Background: B-cell lymphoma-2 (BCL2) is an anti-apoptotic protein that has an anti-proliferative effect and is a favourable prognostic marker in breast carcinoma. Ki67/BCL2 ratio is emerging as a superior prognostic marker than either marker alone. Aim: This study investigated the association of Ki67/Bcl2 index with hormonal receptor status and other clinicopathological parameters in premenopausal and postmenopausal primary invasive breast carcinomas (NST). Method: Clinicopathological data were obtained from 63 (42%) premenopausal and 87 (58%) postmenopausal carcinomas from a prospective study. Immunohistochemical assessment of ER, PR (Allred score), HER2 (ASCO/CAP 2013), Ki67 and BCL2 in the tumours were performed using routine protocols.

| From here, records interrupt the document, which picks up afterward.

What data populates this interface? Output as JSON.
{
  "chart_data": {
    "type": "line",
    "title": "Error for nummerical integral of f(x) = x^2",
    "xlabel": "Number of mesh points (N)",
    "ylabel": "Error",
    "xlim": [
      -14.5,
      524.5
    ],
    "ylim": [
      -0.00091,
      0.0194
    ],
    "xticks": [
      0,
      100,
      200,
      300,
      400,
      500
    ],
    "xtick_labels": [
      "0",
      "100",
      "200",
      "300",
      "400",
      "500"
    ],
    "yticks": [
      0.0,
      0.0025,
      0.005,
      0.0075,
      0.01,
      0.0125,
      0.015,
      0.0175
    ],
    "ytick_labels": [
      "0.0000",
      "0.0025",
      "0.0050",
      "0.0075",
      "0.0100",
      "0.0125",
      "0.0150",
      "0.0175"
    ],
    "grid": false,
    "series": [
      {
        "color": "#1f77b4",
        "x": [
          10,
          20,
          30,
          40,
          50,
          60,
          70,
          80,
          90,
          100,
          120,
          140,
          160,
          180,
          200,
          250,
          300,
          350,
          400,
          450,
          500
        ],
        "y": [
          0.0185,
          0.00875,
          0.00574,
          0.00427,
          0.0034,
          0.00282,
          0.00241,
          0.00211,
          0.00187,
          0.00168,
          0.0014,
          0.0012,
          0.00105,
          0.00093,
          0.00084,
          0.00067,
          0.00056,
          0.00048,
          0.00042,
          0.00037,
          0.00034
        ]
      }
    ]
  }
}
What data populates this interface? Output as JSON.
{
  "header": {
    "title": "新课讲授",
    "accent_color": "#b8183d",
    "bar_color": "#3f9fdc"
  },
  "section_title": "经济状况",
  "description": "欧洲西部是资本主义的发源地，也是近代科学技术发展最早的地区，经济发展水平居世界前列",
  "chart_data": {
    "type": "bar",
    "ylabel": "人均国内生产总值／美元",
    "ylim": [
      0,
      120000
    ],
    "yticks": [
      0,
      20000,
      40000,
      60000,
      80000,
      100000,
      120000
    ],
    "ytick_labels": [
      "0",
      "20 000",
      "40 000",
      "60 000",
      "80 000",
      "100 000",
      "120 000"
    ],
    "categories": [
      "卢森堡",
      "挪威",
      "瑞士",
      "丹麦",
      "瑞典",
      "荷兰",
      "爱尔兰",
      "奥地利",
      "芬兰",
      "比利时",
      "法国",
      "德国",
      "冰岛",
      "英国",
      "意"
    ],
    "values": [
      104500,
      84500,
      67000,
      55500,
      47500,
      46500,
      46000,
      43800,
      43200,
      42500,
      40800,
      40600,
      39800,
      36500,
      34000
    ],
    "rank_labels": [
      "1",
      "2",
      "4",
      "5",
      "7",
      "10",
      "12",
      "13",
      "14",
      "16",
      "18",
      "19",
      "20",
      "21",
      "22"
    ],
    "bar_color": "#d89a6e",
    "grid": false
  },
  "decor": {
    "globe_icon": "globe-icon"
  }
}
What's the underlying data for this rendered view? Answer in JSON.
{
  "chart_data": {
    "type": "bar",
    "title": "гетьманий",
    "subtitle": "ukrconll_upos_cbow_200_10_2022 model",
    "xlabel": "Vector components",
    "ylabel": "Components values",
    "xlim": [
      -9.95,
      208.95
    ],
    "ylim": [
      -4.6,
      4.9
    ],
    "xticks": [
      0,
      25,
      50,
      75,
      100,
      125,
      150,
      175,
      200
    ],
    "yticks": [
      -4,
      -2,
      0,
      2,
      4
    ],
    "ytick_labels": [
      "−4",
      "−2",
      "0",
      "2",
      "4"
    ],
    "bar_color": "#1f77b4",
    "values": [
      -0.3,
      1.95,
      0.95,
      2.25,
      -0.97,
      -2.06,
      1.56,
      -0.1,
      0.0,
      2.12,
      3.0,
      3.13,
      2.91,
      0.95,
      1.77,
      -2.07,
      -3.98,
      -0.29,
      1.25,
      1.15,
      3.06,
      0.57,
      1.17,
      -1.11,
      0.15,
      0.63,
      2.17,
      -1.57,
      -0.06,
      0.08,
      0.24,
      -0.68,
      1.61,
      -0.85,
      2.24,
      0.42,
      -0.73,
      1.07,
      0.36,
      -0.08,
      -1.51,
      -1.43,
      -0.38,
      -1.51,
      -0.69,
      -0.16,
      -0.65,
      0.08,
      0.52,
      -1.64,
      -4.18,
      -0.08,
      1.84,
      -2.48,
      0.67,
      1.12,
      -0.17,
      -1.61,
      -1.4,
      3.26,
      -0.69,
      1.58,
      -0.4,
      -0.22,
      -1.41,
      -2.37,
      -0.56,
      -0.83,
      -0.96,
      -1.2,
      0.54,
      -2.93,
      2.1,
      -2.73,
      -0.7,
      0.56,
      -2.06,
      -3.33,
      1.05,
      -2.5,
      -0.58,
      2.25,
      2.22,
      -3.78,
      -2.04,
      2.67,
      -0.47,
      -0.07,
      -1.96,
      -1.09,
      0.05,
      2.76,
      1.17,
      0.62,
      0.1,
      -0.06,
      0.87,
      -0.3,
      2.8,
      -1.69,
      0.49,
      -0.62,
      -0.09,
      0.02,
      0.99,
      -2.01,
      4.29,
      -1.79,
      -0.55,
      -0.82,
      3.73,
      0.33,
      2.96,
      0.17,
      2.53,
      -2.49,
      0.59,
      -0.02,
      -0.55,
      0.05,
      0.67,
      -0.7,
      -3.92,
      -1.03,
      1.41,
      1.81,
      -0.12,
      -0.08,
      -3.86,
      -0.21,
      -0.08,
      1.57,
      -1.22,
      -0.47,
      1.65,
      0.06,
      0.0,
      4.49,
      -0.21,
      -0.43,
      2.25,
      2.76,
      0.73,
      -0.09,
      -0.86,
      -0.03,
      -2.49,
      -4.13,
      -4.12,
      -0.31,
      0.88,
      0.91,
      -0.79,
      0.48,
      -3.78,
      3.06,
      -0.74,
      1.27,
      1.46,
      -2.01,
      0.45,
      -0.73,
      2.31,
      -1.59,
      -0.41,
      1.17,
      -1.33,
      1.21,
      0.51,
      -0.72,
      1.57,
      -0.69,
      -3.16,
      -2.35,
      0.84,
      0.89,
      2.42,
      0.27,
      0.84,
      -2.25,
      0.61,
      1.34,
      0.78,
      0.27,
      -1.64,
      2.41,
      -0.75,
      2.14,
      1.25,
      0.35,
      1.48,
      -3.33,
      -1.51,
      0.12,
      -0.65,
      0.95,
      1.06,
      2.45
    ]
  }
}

BCL2 and Ki67 scores were obtained based on the percentage of positively stained cells (0=0–10%, 1=11–32%, 2=>33%). BCL2 staining score was subtracted from the Ki67 score to produce five categories (−2, −1, 0, 1, 2) and further categorised into two groups, low-index (-2, -1, 0) and high-index (1, 2). Association of Ki67/Bcl2 index with tumour grade, tumour size, T and N stage, nodal status, node ratio (<0.15), ER, PR and HER2 status and molecular subtype, were evaluated using the Chi-square test (SPSS-20). Associations were considered significant when p≤0.05. Results and conclusion: High Ki67/BCL2 index was significantly associated with negative ER (premenopausal χ2=4.701(1), p=0.030; postmenopausal χ2=23.104(1), p≤0.001) and negative PR (premenopausal χ2=12.106(1), p=0.001; postmenopausal χ2=12.956(1), p≤0.001) expression in both groups. It was also significantly associated with premenopausal grade ΙΙΙ tumours (χ2=8.168(2), p=0.017) and postmenopausal triple negative breast cancers (χ2=19.510(4), p=0.001). It is evident that high Ki67/BCL2 index, indicating a high proliferation rate, is associated with poor prognosticators in breast carcinoma and is suggestive of a poor clinical outcome.